He's totally hot and awesome. And he's a Democrat
Good, so he won't mind when you kill the baby.
I was sitting behind this girl in class and she logged out of her facebook, hacked into her boyfriends, and then proceeded to check his inbox. This is why I'm single.
i have a "get your shit together" dinner with my parents tonight. After that ill be down to party
Houston, we have a problem
where are u?
Houston. That's the problem. I don't know how I got here.
you made me have a moment of silence for the half of a sub sandwich that you dropped on the floor earlier
We're playing a drinking game to 'how to train your dragon'. has it really come to this?
Saw my boss's vagina at that party.

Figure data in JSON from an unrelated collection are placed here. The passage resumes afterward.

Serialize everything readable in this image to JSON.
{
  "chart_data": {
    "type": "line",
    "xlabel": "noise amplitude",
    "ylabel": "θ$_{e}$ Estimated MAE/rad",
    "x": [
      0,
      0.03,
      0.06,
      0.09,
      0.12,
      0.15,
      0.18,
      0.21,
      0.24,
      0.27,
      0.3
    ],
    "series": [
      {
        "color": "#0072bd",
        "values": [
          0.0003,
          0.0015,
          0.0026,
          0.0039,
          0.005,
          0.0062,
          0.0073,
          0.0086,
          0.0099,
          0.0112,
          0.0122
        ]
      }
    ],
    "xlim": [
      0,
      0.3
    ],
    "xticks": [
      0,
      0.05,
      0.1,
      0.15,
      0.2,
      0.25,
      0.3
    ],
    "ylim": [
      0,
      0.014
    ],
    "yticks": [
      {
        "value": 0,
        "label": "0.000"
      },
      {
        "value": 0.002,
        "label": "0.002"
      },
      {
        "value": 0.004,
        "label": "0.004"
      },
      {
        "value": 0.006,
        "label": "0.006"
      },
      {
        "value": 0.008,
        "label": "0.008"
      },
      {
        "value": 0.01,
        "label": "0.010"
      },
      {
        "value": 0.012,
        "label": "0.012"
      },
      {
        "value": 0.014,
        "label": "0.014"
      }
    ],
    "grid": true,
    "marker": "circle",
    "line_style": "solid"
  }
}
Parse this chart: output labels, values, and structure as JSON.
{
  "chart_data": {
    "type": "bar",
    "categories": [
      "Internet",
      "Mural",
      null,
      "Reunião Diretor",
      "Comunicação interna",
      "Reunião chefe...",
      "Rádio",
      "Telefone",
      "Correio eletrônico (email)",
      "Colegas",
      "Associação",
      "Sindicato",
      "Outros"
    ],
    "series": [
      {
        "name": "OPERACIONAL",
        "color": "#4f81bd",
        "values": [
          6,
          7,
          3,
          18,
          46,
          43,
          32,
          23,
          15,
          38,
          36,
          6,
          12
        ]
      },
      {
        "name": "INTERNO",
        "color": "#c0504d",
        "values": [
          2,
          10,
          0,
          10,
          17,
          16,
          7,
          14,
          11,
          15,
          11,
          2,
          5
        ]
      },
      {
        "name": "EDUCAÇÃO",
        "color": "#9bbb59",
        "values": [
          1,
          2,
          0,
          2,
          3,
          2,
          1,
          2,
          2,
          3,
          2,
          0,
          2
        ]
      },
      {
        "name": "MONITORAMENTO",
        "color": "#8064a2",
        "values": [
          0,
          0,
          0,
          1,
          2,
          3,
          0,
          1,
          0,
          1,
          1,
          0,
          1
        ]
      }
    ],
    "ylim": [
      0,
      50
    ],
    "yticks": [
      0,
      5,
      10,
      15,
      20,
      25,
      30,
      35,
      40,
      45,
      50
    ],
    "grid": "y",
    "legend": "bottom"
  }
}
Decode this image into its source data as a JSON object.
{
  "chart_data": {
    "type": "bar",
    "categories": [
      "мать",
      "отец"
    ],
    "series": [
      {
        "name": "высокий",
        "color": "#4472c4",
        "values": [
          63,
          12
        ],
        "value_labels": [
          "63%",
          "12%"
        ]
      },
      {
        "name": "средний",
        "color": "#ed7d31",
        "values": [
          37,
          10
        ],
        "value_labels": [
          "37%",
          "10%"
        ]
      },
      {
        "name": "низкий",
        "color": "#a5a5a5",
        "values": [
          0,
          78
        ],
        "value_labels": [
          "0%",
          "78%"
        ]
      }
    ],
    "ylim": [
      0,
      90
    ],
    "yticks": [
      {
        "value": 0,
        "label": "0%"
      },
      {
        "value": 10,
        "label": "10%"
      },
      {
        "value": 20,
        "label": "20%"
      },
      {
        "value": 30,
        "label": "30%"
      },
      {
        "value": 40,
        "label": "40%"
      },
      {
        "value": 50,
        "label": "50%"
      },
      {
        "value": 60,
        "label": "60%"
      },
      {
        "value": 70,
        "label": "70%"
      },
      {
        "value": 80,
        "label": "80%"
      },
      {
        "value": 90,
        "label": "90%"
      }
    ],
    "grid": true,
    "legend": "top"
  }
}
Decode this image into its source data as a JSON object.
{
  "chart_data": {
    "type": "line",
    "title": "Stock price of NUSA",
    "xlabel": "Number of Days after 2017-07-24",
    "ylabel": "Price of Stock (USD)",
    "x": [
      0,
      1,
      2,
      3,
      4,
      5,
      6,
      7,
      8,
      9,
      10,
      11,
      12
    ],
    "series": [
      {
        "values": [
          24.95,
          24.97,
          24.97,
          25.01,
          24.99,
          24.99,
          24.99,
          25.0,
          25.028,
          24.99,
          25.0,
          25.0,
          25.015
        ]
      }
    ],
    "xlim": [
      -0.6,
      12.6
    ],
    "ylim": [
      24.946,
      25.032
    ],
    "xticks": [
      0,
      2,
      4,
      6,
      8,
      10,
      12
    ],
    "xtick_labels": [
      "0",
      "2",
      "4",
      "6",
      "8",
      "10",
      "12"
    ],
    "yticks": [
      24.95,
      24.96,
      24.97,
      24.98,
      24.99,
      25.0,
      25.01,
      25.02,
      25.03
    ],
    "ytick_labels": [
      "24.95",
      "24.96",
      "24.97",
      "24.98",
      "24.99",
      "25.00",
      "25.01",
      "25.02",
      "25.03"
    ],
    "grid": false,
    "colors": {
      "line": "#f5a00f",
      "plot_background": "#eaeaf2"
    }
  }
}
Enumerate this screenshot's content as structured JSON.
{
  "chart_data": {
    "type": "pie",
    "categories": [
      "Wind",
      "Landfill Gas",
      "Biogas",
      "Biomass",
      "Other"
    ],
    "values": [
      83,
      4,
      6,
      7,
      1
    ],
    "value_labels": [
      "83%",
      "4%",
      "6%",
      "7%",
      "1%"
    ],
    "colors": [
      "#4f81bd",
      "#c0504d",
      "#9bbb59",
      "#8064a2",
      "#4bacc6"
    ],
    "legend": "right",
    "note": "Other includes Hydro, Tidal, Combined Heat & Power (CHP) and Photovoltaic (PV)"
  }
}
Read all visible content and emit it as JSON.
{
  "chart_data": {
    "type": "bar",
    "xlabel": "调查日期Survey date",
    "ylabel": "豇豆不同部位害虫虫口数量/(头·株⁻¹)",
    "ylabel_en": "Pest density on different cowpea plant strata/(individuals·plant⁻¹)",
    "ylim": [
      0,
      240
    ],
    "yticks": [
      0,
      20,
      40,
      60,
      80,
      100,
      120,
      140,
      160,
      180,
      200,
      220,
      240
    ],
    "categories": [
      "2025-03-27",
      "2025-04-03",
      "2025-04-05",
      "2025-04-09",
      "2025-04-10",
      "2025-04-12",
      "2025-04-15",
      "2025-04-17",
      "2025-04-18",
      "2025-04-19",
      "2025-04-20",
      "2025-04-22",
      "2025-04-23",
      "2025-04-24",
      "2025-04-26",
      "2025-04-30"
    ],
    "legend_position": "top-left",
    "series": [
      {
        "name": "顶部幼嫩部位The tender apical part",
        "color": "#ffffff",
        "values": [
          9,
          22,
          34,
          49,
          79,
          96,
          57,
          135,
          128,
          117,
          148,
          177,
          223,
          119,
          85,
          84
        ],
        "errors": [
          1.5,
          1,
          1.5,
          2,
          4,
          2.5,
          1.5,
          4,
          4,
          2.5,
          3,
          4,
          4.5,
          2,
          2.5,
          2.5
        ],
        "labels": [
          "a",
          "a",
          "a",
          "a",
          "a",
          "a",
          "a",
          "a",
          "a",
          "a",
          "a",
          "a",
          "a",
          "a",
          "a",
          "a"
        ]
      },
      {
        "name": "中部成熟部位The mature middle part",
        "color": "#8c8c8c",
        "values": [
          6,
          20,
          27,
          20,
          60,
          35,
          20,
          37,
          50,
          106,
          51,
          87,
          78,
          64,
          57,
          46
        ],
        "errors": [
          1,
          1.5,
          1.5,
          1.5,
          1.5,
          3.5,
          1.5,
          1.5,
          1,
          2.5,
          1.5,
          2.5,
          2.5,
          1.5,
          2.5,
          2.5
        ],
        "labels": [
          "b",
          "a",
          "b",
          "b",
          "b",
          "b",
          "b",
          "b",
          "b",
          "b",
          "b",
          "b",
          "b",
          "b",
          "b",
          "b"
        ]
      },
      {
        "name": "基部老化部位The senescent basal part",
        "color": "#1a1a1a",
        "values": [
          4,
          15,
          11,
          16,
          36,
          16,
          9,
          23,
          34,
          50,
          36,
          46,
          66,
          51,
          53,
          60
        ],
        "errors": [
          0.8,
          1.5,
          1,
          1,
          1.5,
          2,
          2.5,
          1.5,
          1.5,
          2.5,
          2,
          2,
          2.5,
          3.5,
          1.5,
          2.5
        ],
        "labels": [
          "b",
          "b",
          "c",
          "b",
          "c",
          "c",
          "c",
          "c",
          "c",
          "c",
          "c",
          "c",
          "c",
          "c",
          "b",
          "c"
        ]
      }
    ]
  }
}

Hung over at work has never been more acceptable
There is is 40 year old penis staring me in the face right now if there was ever a time to be a good friend its right now.
I had an epiphany. If a dude dressed up as Batman to ask me out, I'd prolly marry him.
Where was Alyssa when you were sniffing the bouncer?
Passed out on some guy who looked like someone from Duck Dynasty.
just woke up on the floor of my shower...it was still runnning
A hefty woman and I mean hefty shoved her number in my pocket at the gym without as much as a hello, winked and kept walking. Going to use your bed to defile her, don't want her to know where I live or have my neighbors see! Thanks, you're a pal!
I just remembered that the guy I slept with last night has "USDA PRIME" tattooed on his ass
You’re sleeping on my couch so you’re not making dick appointments tonight
Remembering you have vodka in the freezer gives the same surge of happiness as finding 20 bucks in a coat pocket.